Une loi pour protéger les plus vulnérables

Adoptée en 2014, la Loi sur la protection des collectivités et des personnes victimes d’exploitation décriminalise les travailleuses de l’industrie du sexe. Tenir ou se trouver dans une maison de débauche à des fins de prostitution, vendre les services sexuels d’autrui ou vivre de ses produits constitue quant à eux des actes illégaux.

Selon Mme Chagnon, les différents niveaux de vie des travailleuses du sexe peuvent être répartis sous le schéma d’une pyramide : rares sont celles au sommet qui bénéficient d’une maîtrise complète de leur corps et de leurs finances.
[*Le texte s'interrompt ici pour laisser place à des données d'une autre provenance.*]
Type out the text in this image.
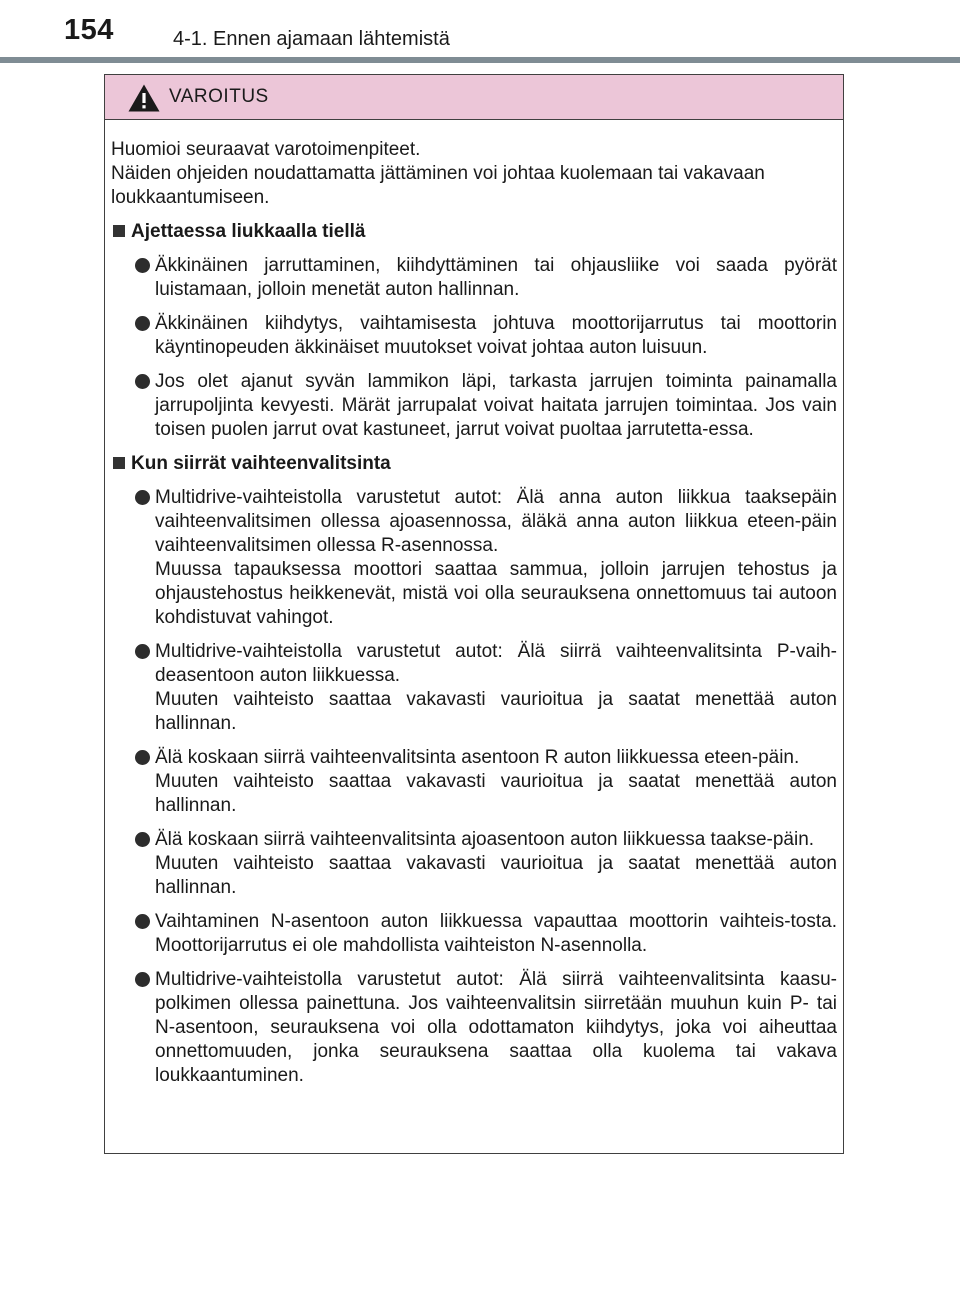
154	4-1. Ennen ajamaan lähtemistä
VAROITUS

Huomioi seuraavat varotoimenpiteet.

Näiden ohjeiden noudattamatta jättäminen voi johtaa kuolemaan tai vakavaan loukkaantumiseen.

Ajettaessa liukkaalla tiellä

Äkkinäinen jarruttaminen, kiihdyttäminen tai ohjausliike voi saada pyörät luistamaan, jolloin menetät auton hallinnan.

Äkkinäinen kiihdytys, vaihtamisesta johtuva moottorijarrutus tai moottorin käyntinopeuden äkkinäiset muutokset voivat johtaa auton luisuun.

Jos olet ajanut syvän lammikon läpi, tarkasta jarrujen toiminta painamalla jarrupoljinta kevyesti. Märät jarrupalat voivat haitata jarrujen toimintaa. Jos vain toisen puolen jarrut ovat kastuneet, jarrut voivat puoltaa jarrutetta-essa.

Kun siirrät vaihteenvalitsinta

Multidrive-vaihteistolla varustetut autot: Älä anna auton liikkua taaksepäin vaihteenvalitsimen ollessa ajoasennossa, äläkä anna auton liikkua eteen-päin vaihteenvalitsimen ollessa R-asennossa.

Muussa tapauksessa moottori saattaa sammua, jolloin jarrujen tehostus ja ohjaustehostus heikkenevät, mistä voi olla seurauksena onnettomuus tai autoon kohdistuvat vahingot.

Multidrive-vaihteistolla varustetut autot: Älä siirrä vaihteenvalitsinta P-vaih-deasentoon auton liikkuessa.

Muuten vaihteisto saattaa vakavasti vaurioitua ja saatat menettää auton hallinnan.

Älä koskaan siirrä vaihteenvalitsinta asentoon R auton liikkuessa eteen-päin.

Muuten vaihteisto saattaa vakavasti vaurioitua ja saatat menettää auton hallinnan.

Älä koskaan siirrä vaihteenvalitsinta ajoasentoon auton liikkuessa taakse-päin.

Muuten vaihteisto saattaa vakavasti vaurioitua ja saatat menettää auton hallinnan.

Vaihtaminen N-asentoon auton liikkuessa vapauttaa moottorin vaihteis-tosta. Moottorijarrutus ei ole mahdollista vaihteiston N-asennolla.

Multidrive-vaihteistolla varustetut autot: Älä siirrä vaihteenvalitsinta kaasu-polkimen ollessa painettuna. Jos vaihteenvalitsin siirretään muuhun kuin P- tai N-asentoon, seurauksena voi olla odottamaton kiihdytys, joka voi aiheuttaa onnettomuuden, jonka seurauksena saattaa olla kuolema tai vakava loukkaantuminen.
À l’inverse, ce sont les femmes situées dans les strates les plus basses de la pyramide qui composent la majorité, « des femmes souvent moins éduquées et qui se prostituent occasionnellement, car elles peinent à rencontrer leurs obligations financières », soutient la professeure en droit. La nouvelle loi aspire à protéger cette deuxième catégorie de femmes.

Reçues avec enthousiasme par nombreuses organisations, plusieurs acteurs de l’industrie dénoncent cependant une barrière à la libre-entreprise et une rectitude politique qui tranche, une fois de plus, au nom des femmes.